The digital divide describes the gap between people who have access to the internet and those who don’t. Those included in the divide include people who live in rural areas, as well as those in urban and suburban areas who can’t afford service. Bernie Sanders is the latest Democratic presidential candidate to propose a solution to close that divide.
On December 6, Sanders (D-Vermont) released his “High-Speed Internet for All” proposal. It would treat internet service as a utility, like electrical power, with open-access networks that have multiple providers. “We already know how to provide affordable, high-speed internet, but conglomerates continue to monopolize the industry and provide the country with inadequate coverage and service,” according to the campaign.
In 2017, the Institute for Local Self-Reliance found that over 129 million people could only access the internet through a single provider.
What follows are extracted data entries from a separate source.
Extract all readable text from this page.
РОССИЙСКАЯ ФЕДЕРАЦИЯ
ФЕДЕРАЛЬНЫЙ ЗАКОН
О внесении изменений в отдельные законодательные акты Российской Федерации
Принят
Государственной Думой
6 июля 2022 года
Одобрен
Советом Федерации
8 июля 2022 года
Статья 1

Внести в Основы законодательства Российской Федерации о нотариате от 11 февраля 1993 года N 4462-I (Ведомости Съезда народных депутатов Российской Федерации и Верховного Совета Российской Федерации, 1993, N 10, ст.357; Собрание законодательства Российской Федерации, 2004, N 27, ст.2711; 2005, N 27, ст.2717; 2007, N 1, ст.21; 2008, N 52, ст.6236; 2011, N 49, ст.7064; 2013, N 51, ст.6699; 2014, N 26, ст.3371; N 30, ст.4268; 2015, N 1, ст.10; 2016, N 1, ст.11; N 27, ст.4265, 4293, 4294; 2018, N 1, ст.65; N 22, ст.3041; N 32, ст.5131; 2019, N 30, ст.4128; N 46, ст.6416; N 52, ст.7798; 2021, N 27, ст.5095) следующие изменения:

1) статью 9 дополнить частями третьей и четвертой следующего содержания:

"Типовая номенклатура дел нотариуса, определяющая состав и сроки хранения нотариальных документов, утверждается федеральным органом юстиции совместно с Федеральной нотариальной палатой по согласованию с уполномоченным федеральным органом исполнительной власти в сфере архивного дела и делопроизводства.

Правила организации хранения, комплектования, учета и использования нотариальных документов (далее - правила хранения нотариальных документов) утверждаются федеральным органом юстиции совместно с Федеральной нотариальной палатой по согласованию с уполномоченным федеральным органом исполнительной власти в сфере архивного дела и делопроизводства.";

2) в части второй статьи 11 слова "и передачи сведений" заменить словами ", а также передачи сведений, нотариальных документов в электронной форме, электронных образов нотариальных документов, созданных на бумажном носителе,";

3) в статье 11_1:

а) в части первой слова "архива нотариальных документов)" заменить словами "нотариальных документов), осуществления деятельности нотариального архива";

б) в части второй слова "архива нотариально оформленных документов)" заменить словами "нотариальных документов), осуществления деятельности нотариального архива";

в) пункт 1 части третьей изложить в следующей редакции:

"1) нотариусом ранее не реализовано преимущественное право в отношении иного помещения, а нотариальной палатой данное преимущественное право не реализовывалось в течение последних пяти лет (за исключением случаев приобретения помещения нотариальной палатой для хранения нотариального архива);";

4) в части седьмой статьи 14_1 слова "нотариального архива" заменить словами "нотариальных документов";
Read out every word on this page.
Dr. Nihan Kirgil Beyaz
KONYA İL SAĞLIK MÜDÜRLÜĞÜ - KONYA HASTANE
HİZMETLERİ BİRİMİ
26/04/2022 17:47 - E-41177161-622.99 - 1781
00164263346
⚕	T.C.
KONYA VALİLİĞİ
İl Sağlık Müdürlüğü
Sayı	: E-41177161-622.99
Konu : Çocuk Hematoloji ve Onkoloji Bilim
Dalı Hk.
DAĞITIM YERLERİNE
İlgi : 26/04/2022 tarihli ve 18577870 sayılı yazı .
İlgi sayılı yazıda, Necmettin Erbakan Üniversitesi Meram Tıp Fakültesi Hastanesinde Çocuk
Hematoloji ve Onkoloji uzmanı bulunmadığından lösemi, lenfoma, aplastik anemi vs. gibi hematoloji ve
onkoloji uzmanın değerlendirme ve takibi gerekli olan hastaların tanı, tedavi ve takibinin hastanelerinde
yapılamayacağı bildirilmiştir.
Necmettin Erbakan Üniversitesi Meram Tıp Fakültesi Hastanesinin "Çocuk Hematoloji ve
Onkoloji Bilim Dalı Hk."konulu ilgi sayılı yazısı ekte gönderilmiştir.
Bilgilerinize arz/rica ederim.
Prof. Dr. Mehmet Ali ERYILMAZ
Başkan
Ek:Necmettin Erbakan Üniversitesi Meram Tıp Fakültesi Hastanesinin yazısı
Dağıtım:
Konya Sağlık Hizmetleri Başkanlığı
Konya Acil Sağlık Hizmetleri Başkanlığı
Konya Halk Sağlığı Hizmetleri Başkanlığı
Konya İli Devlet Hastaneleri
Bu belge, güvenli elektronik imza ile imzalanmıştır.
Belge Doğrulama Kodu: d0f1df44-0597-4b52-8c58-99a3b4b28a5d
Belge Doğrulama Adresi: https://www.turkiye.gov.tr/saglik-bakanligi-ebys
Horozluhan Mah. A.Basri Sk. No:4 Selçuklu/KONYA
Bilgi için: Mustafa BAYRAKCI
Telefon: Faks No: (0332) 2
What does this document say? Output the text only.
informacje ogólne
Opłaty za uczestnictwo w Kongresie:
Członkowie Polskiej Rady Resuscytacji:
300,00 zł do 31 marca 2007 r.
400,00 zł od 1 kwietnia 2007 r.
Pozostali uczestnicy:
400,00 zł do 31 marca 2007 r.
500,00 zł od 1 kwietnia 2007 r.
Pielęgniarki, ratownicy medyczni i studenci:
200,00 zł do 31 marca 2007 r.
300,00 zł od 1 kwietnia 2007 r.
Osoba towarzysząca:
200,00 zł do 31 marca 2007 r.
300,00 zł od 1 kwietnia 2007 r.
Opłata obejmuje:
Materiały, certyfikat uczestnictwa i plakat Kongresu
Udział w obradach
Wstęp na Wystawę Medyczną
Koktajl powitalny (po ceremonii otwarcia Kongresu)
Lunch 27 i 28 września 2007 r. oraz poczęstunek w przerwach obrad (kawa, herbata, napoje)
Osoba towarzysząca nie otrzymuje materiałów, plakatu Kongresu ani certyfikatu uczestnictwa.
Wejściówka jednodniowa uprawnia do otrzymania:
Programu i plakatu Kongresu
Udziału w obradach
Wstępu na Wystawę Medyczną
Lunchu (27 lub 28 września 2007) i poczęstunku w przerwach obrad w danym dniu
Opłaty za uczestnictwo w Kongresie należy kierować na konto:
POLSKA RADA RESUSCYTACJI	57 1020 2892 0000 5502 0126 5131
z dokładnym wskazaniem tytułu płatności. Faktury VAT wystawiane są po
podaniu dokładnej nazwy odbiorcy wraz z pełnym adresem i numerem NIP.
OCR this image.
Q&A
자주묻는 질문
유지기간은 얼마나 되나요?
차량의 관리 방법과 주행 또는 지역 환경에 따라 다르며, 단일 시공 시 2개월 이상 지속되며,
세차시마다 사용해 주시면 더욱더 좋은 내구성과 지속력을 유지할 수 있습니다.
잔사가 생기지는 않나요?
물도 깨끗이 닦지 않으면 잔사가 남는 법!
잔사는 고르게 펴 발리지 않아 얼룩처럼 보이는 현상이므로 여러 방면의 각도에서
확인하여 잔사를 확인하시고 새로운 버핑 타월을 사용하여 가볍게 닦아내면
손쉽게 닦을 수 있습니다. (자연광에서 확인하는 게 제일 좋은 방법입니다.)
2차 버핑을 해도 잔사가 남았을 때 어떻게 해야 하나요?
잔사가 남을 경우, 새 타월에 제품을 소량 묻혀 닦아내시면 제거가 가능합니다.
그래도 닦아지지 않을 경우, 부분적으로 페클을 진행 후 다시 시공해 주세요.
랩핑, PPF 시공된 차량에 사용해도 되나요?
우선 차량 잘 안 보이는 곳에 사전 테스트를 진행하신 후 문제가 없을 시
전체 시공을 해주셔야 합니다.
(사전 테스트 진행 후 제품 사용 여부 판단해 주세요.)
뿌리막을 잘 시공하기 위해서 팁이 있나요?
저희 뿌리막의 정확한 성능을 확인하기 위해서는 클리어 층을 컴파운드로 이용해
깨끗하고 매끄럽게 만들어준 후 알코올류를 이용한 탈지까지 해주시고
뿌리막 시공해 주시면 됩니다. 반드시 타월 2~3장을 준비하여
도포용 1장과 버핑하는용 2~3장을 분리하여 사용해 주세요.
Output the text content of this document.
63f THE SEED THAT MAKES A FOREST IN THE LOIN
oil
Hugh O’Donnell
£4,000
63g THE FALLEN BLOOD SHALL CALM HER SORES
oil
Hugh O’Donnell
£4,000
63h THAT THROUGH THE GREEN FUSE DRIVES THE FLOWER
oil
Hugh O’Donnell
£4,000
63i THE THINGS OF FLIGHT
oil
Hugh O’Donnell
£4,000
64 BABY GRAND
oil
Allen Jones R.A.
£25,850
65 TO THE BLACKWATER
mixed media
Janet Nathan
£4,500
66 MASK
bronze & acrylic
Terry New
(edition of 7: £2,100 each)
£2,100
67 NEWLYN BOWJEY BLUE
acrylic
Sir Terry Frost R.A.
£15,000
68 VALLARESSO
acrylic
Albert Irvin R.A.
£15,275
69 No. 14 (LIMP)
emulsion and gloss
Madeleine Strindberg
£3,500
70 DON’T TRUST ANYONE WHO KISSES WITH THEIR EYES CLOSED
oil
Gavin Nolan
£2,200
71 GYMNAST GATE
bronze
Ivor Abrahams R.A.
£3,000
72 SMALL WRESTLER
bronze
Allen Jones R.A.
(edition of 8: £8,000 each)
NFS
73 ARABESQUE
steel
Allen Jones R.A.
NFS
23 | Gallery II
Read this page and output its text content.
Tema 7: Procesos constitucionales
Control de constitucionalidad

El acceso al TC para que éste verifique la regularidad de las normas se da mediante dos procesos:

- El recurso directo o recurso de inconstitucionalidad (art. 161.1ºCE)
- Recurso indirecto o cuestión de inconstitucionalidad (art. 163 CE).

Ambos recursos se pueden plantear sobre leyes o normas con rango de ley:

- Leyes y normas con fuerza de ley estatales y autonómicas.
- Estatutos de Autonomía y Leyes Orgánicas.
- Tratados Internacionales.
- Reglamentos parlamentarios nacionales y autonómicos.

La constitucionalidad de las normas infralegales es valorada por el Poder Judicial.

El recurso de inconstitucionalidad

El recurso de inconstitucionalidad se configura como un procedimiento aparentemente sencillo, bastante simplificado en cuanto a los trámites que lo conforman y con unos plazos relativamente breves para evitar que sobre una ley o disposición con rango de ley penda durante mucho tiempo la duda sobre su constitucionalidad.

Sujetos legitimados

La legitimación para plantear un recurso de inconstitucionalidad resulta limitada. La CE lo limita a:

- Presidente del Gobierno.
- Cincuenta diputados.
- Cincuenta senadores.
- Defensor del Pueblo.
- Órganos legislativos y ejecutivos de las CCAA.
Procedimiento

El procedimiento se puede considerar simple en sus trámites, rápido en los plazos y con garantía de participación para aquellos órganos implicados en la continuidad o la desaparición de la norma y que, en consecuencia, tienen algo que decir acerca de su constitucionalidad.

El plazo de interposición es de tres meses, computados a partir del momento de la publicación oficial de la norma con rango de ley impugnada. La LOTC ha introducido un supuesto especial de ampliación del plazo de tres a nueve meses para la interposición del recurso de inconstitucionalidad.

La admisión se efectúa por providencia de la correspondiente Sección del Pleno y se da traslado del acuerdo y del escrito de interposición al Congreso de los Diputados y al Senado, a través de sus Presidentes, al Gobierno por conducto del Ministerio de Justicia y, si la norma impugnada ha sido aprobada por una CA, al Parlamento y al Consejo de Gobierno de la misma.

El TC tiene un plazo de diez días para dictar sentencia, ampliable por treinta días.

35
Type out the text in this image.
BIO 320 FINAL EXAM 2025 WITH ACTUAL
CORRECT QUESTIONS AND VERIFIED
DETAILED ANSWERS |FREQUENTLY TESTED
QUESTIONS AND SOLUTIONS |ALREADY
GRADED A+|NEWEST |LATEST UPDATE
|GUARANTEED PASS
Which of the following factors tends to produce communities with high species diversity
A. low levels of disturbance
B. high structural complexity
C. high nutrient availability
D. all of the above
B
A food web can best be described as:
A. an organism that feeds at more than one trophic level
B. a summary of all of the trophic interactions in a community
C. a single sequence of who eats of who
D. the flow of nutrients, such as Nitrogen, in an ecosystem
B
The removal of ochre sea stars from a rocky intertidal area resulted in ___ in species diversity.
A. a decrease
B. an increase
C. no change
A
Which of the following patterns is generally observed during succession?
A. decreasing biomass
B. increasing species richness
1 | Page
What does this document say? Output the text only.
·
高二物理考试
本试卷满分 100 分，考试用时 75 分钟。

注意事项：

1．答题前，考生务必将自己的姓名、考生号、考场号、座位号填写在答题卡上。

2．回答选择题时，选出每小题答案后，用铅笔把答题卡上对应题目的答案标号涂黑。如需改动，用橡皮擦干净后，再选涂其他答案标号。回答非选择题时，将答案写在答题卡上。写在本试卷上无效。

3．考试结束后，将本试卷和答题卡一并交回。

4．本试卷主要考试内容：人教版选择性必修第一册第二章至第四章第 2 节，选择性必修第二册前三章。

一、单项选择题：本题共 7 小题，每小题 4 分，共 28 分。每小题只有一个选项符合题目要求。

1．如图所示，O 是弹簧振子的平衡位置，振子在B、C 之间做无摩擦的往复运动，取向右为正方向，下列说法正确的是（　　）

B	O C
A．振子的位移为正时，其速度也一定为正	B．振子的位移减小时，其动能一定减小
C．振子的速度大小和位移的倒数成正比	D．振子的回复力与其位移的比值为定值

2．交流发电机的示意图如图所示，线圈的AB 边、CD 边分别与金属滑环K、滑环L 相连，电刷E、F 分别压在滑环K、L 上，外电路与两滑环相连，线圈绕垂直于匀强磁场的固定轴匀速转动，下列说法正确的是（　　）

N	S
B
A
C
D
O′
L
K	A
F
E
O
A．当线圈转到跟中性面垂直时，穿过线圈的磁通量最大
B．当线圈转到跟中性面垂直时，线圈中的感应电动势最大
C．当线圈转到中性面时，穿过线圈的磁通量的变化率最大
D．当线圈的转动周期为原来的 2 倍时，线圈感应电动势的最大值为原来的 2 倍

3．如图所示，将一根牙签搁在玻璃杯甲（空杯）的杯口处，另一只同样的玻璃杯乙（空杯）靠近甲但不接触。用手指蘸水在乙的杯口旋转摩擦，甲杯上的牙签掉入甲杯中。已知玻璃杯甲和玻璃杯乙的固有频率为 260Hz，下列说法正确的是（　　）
Millions more don’t have access at all. Bringing in more companies would force them to compete on prices and services, according to the Sanders campaign. It also calls for breaking up “internet service provider and cable monopolies,” saying this would substantially lower prices as well.
The plan would also change the Federal Communications Commission’s definition of broadband, from 25 megabits per second for download and three Mbps for upload (25/3), to 100/10. Providers would have to offer a “basic” broadband plan at “a regulated rate.” In addition, low-income households would be eligible to have their plans subsidized.
The proposal recommends offering $150 billion in grants and other assistance to states and communities to build their own “democratically controlled, cooperative, or open access broadband networks.” Some cities and towns already have municipal networks with broadband in rural areas where other internet service providers (ISPs) have been slow to enter. Chattanooga, Tennessee, for example, was the first U.S. city with a municipal, 1 gigabit-per-second fiber-optic internet service. A study from Harvard University’s Berkman Klein Center for Internet and Society showed community-owned providers had lower prices and comparable, if not better, service. However, at least 25 states have laws that block or ban such services.
Other Democratic presidential candidates have already released plans to tackle the internet access problem. Sen. Elizabeth Warren of Massachusetts wants an $85 billion federal grant plan. South Bend, Indiana, Mayor Pete Buttigieg has an $80 billion Internet For All initiative, and former Vice President Joe Biden has suggested putting $20 billion into rural broadband infrastructure.